Too tight of a staple can start a fire and I am not the only person to make this observation as I have read other fire reports that attributed the cause to damage to the wire from stapling.


----------



## Auselect (Dec 2, 2011)

Mshea said:


> My first fire investigation the cause was due to too tight a staple. NM cables must be able to move under the staple.
> By driving the staple too tight the insulation gets crushed or at least very squeezed. It's dielectric stenght is reduced and often low enough that the 120 volts can break down the insulation. This can result as a carbon trace from hot to ground or neutral and eventually the carbon trace gets to be a carbon track then an high resistance short circuit often with lees than 5 amps flowing from the hot to the return path. eventually the carbon tracks light the wood the stapels are driven into and we get the invitaion from the Fire Department to figure out the cause.
> 
> So you are wondering how we extablish it was the staple and not a fault in the wire. We found carbon arcing evidence at several other staples in the area of the fire. The fire left a lot of evidence behind as it was put out fairly early. Insuarance company paid for a complete rewire as we condemed the installed wiring. I think it took over 30 years to start the fire.
> Too tight of a staple can start a fire and I am not the only person to make this observation as I have read other fire reports that attributed the cause to damage to the wire from stapling.
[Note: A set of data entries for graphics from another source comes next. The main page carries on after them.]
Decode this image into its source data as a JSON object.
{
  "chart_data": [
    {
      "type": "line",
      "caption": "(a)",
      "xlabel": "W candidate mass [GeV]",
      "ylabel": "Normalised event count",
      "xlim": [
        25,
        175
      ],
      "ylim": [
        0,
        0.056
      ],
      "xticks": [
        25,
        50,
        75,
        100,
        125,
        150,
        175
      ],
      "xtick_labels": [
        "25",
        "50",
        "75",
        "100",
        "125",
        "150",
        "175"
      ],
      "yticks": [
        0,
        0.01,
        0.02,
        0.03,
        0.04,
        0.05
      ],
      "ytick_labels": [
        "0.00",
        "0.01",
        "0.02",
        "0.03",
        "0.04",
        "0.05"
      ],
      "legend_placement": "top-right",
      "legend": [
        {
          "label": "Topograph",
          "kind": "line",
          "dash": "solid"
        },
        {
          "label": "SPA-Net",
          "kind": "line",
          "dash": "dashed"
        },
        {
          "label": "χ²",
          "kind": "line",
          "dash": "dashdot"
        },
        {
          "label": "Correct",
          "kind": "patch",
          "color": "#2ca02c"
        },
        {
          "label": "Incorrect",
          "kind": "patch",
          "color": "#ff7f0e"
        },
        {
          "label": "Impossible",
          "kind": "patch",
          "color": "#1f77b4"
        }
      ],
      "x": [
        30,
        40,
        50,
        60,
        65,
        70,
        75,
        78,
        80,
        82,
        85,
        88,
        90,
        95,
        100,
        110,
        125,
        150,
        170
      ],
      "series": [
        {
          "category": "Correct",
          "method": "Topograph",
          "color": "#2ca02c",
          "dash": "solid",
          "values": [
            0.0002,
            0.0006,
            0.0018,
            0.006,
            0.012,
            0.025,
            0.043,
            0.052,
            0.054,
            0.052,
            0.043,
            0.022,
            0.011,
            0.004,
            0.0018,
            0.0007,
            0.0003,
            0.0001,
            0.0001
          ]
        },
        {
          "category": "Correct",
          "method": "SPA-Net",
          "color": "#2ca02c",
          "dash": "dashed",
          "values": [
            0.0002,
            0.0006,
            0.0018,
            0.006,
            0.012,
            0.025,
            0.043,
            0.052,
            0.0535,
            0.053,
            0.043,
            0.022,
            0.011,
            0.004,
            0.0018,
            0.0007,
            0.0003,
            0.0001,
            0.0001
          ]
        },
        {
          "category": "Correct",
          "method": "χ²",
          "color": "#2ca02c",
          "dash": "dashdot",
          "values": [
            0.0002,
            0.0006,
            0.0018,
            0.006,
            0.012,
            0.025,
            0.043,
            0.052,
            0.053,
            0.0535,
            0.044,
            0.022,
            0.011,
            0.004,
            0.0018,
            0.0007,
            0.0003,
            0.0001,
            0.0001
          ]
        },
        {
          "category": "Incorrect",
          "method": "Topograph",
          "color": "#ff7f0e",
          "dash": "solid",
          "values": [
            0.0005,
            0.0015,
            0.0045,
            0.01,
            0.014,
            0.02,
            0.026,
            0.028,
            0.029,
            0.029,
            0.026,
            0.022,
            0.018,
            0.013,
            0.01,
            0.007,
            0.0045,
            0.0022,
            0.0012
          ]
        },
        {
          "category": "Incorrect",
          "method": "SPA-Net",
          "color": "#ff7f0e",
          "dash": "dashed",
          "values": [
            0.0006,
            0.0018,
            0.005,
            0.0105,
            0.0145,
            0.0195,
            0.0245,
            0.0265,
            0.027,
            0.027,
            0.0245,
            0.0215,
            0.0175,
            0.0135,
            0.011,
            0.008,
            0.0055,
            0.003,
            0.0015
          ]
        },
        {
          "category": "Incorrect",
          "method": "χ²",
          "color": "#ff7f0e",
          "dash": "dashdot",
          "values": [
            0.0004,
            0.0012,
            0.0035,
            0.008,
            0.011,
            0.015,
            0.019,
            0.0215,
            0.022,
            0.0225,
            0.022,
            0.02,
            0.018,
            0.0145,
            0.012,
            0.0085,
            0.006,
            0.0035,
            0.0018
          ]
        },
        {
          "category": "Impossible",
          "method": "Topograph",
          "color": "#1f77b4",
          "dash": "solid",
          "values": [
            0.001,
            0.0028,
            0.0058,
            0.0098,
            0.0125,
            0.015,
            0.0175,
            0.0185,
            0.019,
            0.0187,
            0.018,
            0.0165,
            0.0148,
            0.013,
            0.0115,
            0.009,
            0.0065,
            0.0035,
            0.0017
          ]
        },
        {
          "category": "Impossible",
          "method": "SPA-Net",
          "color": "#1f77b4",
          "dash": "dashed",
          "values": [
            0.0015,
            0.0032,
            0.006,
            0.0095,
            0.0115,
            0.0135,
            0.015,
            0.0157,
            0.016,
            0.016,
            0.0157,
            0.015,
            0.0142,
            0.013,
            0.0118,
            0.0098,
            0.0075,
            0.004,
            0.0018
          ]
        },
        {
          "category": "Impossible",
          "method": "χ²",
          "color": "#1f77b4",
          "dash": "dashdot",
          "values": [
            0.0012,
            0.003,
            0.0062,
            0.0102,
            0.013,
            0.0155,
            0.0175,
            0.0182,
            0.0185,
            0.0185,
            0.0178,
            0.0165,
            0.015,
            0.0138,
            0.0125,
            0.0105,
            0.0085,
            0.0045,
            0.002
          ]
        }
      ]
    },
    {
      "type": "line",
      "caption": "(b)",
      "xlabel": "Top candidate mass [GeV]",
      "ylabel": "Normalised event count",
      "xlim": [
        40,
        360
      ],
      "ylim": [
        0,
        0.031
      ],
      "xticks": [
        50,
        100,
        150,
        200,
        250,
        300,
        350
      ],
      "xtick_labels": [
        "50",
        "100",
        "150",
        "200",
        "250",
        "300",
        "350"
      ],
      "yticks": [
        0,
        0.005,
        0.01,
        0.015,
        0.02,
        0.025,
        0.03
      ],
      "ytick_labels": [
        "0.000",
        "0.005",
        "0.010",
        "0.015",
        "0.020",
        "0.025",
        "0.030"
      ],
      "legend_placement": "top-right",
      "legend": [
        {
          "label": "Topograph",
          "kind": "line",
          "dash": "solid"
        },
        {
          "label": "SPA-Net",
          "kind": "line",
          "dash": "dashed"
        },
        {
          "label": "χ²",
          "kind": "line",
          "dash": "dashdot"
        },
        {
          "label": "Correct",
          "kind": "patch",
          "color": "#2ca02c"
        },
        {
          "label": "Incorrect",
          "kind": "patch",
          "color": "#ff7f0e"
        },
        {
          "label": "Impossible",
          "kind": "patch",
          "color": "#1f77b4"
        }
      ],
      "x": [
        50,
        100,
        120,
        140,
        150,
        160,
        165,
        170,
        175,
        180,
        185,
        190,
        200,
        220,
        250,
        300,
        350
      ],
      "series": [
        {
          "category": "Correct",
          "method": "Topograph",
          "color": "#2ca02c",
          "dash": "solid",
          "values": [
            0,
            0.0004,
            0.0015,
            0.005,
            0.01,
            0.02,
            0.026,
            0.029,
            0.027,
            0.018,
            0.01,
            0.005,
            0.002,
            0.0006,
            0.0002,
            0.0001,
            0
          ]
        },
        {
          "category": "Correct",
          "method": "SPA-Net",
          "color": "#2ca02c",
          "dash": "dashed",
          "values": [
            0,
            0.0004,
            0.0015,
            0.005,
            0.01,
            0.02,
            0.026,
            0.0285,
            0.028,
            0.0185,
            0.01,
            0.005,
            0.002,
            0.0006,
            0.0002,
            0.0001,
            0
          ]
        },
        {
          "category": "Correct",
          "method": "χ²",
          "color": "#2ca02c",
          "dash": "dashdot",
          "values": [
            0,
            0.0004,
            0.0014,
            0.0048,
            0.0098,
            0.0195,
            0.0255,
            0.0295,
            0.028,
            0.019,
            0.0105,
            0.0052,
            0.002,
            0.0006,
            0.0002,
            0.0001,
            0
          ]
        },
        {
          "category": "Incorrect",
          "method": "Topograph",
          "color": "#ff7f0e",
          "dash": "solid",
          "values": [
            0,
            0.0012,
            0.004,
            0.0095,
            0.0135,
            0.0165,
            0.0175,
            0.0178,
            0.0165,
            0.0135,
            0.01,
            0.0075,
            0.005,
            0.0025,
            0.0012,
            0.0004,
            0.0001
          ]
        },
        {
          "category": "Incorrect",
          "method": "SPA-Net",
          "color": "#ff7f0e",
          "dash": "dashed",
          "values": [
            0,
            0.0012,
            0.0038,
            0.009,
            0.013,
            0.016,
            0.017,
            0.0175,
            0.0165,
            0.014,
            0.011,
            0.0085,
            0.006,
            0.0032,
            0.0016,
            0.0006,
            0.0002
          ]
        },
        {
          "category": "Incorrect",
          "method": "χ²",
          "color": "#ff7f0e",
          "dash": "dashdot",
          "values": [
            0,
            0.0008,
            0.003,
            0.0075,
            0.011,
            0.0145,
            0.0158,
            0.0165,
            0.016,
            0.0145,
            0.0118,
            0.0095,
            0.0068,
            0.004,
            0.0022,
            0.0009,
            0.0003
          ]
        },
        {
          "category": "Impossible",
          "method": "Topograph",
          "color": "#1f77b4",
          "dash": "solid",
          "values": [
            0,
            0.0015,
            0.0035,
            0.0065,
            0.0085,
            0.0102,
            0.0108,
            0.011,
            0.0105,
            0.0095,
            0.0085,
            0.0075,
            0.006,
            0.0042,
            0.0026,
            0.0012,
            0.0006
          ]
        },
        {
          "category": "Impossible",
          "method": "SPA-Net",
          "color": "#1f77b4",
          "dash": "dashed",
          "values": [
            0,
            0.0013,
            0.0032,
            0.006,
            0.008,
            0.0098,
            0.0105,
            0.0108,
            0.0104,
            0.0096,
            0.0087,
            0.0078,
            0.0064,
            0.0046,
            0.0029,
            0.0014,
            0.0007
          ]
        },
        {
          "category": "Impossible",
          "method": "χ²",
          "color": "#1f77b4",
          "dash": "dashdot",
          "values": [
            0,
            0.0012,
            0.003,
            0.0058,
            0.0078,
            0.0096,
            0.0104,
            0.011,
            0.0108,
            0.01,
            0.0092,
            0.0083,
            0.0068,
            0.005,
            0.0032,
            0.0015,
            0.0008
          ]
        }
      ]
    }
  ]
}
So why are metal staples allowed by code? Of all the billions of staples that have been installed just last year, I'm sure many were hammered too far....what, not enough fires to ban metal staples or is it really not a concern? Because the NEC is purely to prevent fires you think that might of been high on their list if it was a problem???

I personally hate metal staples, Im used to using the plastic "c" shaped strap with 1 nail attached, they hold to the wire so you don't need to hammer through my fat fingers holding the staple, leaves your hand free to hold the wire neatly....I just haven't found reasonably priced ones here yet....


----------



## Toto (Jul 27, 2011)

Mshea: How tight were the staples you saw that started fires? This whole house (wired in the 70's or so) has over hammered staples. Copper is actually slightly deformed in a lot of the romex. I think the only reason the romex wasn't punctured is because the staples have that wide surface on the cross section that is designed to distribute the force out.
I hardly ever see over tight staples in the field. I think almost every electrician has a natural fear of pushing a metal conductor down across the hot and the neutral.
Thanks for the info guys.


----------



## Spark Master (Jul 3, 2012)

When I redid my house, every staple was smashed into the cloth romex. (1950 build date) 
Nothing was burnt, and I physically removed every inch of original wire from my house.
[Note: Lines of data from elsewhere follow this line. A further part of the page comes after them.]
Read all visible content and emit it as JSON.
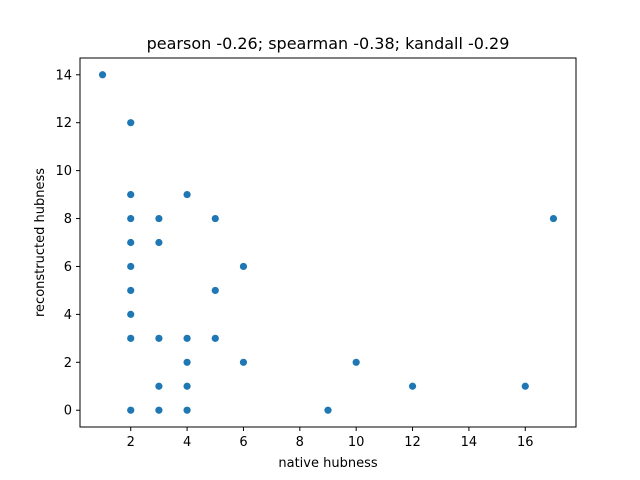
{
  "chart_data": {
    "type": "scatter",
    "title": "pearson -0.26; spearman -0.38; kandall -0.29",
    "xlabel": "native hubness",
    "ylabel": "reconstructed hubness",
    "xlim": [
      0.2,
      17.8
    ],
    "ylim": [
      -0.7,
      14.7
    ],
    "xticks": [
      2,
      4,
      6,
      8,
      10,
      12,
      14,
      16
    ],
    "yticks": [
      0,
      2,
      4,
      6,
      8,
      10,
      12,
      14
    ],
    "grid": false,
    "color": "#1f77b4",
    "points": [
      {
        "x": 1,
        "y": 14
      },
      {
        "x": 2,
        "y": 12
      },
      {
        "x": 2,
        "y": 9
      },
      {
        "x": 2,
        "y": 8
      },
      {
        "x": 2,
        "y": 7
      },
      {
        "x": 2,
        "y": 6
      },
      {
        "x": 2,
        "y": 5
      },
      {
        "x": 2,
        "y": 4
      },
      {
        "x": 2,
        "y": 3
      },
      {
        "x": 2,
        "y": 0
      },
      {
        "x": 3,
        "y": 8
      },
      {
        "x": 3,
        "y": 7
      },
      {
        "x": 3,
        "y": 3
      },
      {
        "x": 3,
        "y": 1
      },
      {
        "x": 3,
        "y": 0
      },
      {
        "x": 4,
        "y": 9
      },
      {
        "x": 4,
        "y": 3
      },
      {
        "x": 4,
        "y": 2
      },
      {
        "x": 4,
        "y": 1
      },
      {
        "x": 4,
        "y": 0
      },
      {
        "x": 5,
        "y": 8
      },
      {
        "x": 5,
        "y": 5
      },
      {
        "x": 5,
        "y": 3
      },
      {
        "x": 6,
        "y": 6
      },
      {
        "x": 6,
        "y": 2
      },
      {
        "x": 9,
        "y": 0
      },
      {
        "x": 10,
        "y": 2
      },
      {
        "x": 12,
        "y": 1
      },
      {
        "x": 16,
        "y": 1
      },
      {
        "x": 17,
        "y": 8
      }
    ]
  }
}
I would say you really need to breach the sheathing and insulation to have a small amount of current flowing.


----------



## macmikeman (Jan 23, 2007)

This conversation should not even be going on. Since arc fault breakers are now mandatory in just about everywhere in the house, and the authorities love them so so so very much, you should be able to drive ten nails thru each cable run just for the love of it and pass an inspection. Cause we all know the arc fault breaker will take care of everything, and certainly it will prevent any more fires...


----------



## Switched (Dec 23, 2012)

Spark Master said:


> When I redid my house, every staple was smashed into the cloth romex. (1950 build date)
> Nothing was burnt, and I physically removed every inch of original wire from my house.
> 
> I would say you really need to breach the sheathing and insulation to have a small amount of current flowing.
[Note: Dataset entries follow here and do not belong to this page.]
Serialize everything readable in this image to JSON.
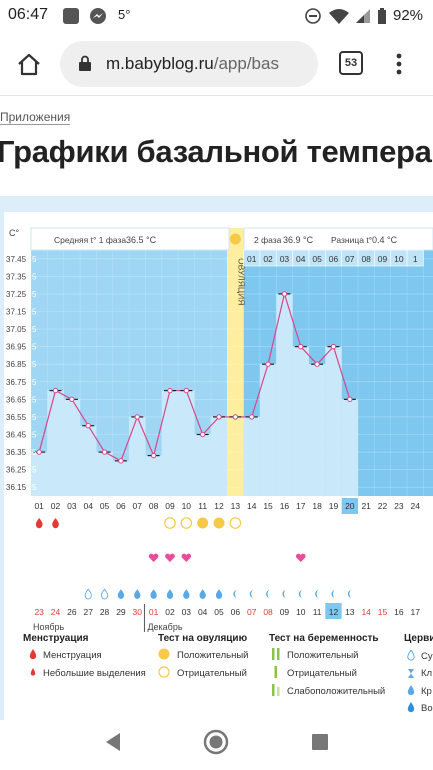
{
  "status": {
    "time": "06:47",
    "temp": "5°",
    "battery": "92%"
  },
  "browser": {
    "url_host": "m.babyblog.ru",
    "url_path": "/app/bas",
    "tab_count": "53"
  },
  "page": {
    "breadcrumb": "Приложения",
    "title": "Графики базальной темпера"
  },
  "chart_header": {
    "unit": "C°",
    "phase1_label": "Средняя t° 1 фаза",
    "phase1_value": "36.5 °C",
    "phase2_label": "2 фаза",
    "phase2_value": "36.9 °C",
    "diff_label": "Разница t°",
    "diff_value": "0.4 °C",
    "ovulation_label": "ОВУЛЯЦИЯ"
  },
  "chart_data": {
    "type": "line",
    "ylim": [
      36.1,
      37.5
    ],
    "y_ticks": [
      "37.45",
      "37.35",
      "37.25",
      "37.15",
      "37.05",
      "36.95",
      "36.85",
      "36.75",
      "36.65",
      "36.55",
      "36.45",
      "36.35",
      "36.25",
      "36.15"
    ],
    "y_tick_trunc": [
      "5",
      "5",
      "5",
      "5",
      "5",
      "5",
      "5",
      "5",
      "5",
      "5",
      "5",
      "5",
      "5",
      "5"
    ],
    "cycle_days": [
      "01",
      "02",
      "03",
      "04",
      "05",
      "06",
      "07",
      "08",
      "09",
      "10",
      "11",
      "12",
      "13",
      "14",
      "15",
      "16",
      "17",
      "18",
      "19",
      "20",
      "21",
      "22",
      "23",
      "24"
    ],
    "top_phase2_days": [
      "01",
      "02",
      "03",
      "04",
      "05",
      "06",
      "07",
      "08",
      "09",
      "10",
      "1"
    ],
    "current_day": "20",
    "ovulation_day": "13",
    "temperatures": [
      36.35,
      36.7,
      36.65,
      36.5,
      36.35,
      36.3,
      36.55,
      36.33,
      36.7,
      36.7,
      36.45,
      36.55,
      36.55,
      36.55,
      36.85,
      37.25,
      36.95,
      36.85,
      36.95,
      36.65
    ],
    "line_color": "#d9468a",
    "bar_color": "#c9e9fb",
    "phase1_bg": "#9ed6f4",
    "phase2_bg": "#7ec8f0",
    "ovulation_color": "#fdeea0",
    "dates": [
      "23",
      "24",
      "26",
      "27",
      "28",
      "29",
      "30",
      "01",
      "02",
      "03",
      "04",
      "05",
      "06",
      "07",
      "08",
      "09",
      "10",
      "11",
      "12",
      "13",
      "14",
      "15",
      "16",
      "17"
    ],
    "red_dates": [
      "23",
      "24",
      "30",
      "01",
      "07",
      "08",
      "14",
      "15"
    ],
    "today_date": "12",
    "month1": "Ноябрь",
    "month2": "Декабрь",
    "menstruation_days": [
      1,
      2
    ],
    "ovulation_test_days": [
      {
        "day": 9,
        "result": "negative"
      },
      {
        "day": 10,
        "result": "negative"
      },
      {
        "day": 11,
        "result": "positive"
      },
      {
        "day": 12,
        "result": "positive"
      },
      {
        "day": 13,
        "result": "negative"
      }
    ],
    "heart_days": [
      8,
      9,
      10,
      17
    ]
  },
  "legend": {
    "menstruation": {
      "title": "Менструация",
      "items": [
        "Менструация",
        "Небольшие выделения"
      ]
    },
    "ovulation_test": {
      "title": "Тест на овуляцию",
      "items": [
        "Положительный",
        "Отрицательный"
      ]
    },
    "pregnancy_test": {
      "title": "Тест на беременность",
      "items": [
        "Положительный",
        "Отрицательный",
        "Слабоположительный"
      ]
    },
    "cervix": {
      "title": "Церви",
      "items": [
        "Су",
        "Кл",
        "Кр",
        "Во"
      ]
    }
  }
}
Yeah, you have to smash the crap out of it. But remember, the staples we have now, they are much different. A lot of the older staples were very thick, without a tapered or rounded edge. They are not the same product we use today.

These type of things are an exception, not the rule. Just because you have never seen it, doesn't mean it doesn't happen.


----------



## chicken steve (Mar 22, 2011)

Mshea said:


> By driving the staple too tight the insulation gets crushed or at least very squeezed. It's dielectric stenght is reduced and often low enough that the 120 volts can break down the insulation. This can result as a carbon trace from hot to ground or neutral and eventually the carbon trace gets to be a carbon track then an high resistance short circuit often with lees than 5 amps flowing from the hot to the return path. eventually the carbon tracks light the wood the stapels are driven into and we get the invitaion from the Fire Department to figure out the cause.
> 
> So you are wondering how we extablish it was the staple and not a fault in the wire. We found carbon arcing evidence at several other staples in the area of the fire. The fire left a lot of evidence behind as it was put out fairly early. Insuarance company paid for a complete rewire as we condemed the installed wiring. I think it took over 30 years to start the fire.
> Too tight of a staple can start a fire and I am not the only person to make this observation as I have read other fire reports that attributed the cause to damage to the wire from stapling.



I have rewried many an older install where removing the embeded staple revealed insulation damage

but rarely have read an explanation as eloquent as this

Do any periodicals or editorials out there exist on this phenomenon Mshea?

~CS~


----------